• Pauline Gauer

Musique : trois titres à écouter cette semaine



L’été, et la chaleur qui envahit la France. Les gens ont fini par rester chez eux dans le noir ou passer leurs journées sur une terrasse ombragée lorsque midi sonne. L’été, et la musique qui enivre, qui rafraîchit. Cette semaine, nous vous parlons de trois titres d’été, pas vraiment récents mais presque essentiels.


Le premier morceau est français et il est signé Fellini Félin, aka Sébastien Coutureau. En 2017, le producteur de musique électronique sortait ‘Temporary Fiction’, l’EP qui dévoilera le tube ‘Come to the Fore’. Une histoire d’amour dans un navire à la dérive.

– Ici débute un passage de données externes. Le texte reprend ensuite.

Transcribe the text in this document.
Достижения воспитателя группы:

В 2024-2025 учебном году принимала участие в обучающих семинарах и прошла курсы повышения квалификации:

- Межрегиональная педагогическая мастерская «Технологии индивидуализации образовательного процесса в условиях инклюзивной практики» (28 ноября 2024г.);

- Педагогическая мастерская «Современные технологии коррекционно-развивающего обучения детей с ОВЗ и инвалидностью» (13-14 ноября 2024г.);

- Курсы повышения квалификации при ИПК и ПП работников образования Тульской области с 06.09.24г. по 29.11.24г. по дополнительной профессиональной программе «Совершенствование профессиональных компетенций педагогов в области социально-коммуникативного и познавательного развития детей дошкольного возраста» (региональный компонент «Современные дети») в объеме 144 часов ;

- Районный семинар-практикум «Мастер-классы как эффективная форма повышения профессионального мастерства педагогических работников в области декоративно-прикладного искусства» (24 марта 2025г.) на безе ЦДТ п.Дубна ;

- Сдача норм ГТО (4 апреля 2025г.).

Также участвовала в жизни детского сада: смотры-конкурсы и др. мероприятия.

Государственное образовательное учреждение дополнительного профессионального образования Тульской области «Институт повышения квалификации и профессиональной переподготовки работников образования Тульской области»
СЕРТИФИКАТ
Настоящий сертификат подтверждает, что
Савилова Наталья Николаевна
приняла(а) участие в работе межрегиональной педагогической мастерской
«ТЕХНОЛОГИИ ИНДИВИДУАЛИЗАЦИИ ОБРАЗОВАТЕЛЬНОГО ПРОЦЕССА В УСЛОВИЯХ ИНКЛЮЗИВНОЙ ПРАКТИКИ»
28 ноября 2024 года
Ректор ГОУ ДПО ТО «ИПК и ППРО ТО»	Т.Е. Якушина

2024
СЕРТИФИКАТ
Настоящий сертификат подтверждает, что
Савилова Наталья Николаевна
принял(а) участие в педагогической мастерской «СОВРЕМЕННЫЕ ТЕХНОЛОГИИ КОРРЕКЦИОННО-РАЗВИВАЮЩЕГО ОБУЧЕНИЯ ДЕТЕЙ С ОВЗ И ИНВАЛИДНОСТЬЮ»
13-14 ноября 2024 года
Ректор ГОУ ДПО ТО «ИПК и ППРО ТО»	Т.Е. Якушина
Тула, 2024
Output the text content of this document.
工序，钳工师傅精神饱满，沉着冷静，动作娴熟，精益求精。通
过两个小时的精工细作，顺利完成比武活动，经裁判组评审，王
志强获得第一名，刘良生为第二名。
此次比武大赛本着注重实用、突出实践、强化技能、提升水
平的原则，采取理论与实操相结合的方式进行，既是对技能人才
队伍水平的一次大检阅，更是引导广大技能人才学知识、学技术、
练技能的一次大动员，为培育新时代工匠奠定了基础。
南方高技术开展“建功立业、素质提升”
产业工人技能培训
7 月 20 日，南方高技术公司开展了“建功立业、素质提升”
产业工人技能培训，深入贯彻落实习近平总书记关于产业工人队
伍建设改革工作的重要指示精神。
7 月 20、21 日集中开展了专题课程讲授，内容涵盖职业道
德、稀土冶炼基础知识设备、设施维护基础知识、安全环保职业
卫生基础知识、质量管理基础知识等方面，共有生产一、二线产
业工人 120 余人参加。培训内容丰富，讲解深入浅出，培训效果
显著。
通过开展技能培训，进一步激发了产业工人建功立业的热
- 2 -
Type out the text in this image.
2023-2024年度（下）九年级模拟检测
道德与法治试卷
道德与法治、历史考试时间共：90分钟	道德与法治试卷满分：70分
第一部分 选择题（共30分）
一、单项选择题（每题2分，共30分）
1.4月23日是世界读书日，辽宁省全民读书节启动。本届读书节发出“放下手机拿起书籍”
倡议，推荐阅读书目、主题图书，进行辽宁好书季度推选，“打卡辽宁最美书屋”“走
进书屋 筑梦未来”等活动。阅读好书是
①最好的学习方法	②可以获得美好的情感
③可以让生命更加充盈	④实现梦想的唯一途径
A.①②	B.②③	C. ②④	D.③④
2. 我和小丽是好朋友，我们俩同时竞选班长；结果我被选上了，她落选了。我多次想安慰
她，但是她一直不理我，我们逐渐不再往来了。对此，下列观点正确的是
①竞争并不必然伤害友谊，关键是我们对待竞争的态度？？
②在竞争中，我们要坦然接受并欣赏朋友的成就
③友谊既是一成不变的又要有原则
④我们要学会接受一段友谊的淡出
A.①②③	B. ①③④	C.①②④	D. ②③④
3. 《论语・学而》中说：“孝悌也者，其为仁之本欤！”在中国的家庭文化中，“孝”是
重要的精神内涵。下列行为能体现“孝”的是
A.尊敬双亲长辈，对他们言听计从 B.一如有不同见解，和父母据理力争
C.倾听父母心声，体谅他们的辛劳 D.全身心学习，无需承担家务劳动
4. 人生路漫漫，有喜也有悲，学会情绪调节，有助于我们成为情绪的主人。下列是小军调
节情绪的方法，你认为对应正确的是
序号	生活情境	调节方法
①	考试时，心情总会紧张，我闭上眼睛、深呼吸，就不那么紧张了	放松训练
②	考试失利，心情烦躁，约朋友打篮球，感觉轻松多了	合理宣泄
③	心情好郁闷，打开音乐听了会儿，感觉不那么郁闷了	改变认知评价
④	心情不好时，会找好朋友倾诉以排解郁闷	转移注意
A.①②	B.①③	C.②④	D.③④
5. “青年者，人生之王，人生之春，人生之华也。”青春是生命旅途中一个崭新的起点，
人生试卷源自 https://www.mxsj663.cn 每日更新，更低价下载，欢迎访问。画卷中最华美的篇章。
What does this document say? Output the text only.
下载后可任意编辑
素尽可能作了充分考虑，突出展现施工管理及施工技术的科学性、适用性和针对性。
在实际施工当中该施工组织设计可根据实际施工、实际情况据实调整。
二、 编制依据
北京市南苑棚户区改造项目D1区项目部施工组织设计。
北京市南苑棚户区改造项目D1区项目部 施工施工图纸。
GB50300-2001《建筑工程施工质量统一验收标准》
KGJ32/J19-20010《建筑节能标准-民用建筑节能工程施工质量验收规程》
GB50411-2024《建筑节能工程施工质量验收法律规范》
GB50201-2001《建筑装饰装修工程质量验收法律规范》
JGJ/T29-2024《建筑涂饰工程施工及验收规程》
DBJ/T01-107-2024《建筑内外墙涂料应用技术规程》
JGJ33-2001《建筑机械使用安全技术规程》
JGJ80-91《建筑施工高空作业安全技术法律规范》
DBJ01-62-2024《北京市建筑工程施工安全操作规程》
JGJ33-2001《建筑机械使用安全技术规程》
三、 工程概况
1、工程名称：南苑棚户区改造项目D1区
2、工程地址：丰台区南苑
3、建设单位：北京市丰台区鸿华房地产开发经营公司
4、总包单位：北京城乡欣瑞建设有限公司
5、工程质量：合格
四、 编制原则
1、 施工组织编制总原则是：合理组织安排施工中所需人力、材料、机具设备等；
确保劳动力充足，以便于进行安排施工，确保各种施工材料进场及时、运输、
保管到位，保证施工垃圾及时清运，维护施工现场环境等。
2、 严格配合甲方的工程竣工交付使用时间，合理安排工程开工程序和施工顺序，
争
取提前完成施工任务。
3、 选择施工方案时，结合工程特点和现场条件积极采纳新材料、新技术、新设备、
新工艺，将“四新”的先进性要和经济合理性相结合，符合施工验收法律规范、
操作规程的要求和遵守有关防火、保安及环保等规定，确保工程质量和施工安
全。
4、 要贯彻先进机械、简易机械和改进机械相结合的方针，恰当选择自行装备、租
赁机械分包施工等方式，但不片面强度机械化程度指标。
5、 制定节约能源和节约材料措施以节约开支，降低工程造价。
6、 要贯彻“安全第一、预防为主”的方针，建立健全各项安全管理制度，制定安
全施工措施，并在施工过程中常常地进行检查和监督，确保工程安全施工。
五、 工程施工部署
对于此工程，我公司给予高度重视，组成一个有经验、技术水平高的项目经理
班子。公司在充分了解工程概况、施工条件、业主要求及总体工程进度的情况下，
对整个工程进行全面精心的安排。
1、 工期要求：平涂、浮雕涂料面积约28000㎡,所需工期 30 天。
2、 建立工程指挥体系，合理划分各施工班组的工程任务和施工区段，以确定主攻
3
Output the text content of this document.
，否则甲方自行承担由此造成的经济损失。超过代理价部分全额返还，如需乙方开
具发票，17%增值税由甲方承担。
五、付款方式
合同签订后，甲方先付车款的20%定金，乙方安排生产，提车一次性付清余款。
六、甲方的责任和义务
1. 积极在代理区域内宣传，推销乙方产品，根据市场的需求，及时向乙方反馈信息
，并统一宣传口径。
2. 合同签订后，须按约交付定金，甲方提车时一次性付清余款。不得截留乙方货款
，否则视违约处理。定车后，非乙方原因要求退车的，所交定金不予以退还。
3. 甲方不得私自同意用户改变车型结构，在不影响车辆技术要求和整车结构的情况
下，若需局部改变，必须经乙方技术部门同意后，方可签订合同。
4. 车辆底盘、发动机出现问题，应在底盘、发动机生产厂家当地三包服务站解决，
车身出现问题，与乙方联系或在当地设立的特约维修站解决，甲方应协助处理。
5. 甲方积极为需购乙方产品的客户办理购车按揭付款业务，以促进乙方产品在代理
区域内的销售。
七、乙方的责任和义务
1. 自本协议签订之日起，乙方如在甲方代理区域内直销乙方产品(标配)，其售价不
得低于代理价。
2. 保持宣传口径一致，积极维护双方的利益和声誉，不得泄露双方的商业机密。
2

Le bateau qui tangue et la mer qui s’emballe. ‘Come to the fore’, c’est le pop rock qui rencontre le groove, sur le dancefloor d’un bar de plage, en plein mois de juillet.


D’ailleurs, il existe une seconde version de cette chanson, sortie en 2018, dans le remix de l’EP. Elle se nomme ‘Fore to the come’, et les amateurs de musiques plus planantes risquent d’y trouver leur compte.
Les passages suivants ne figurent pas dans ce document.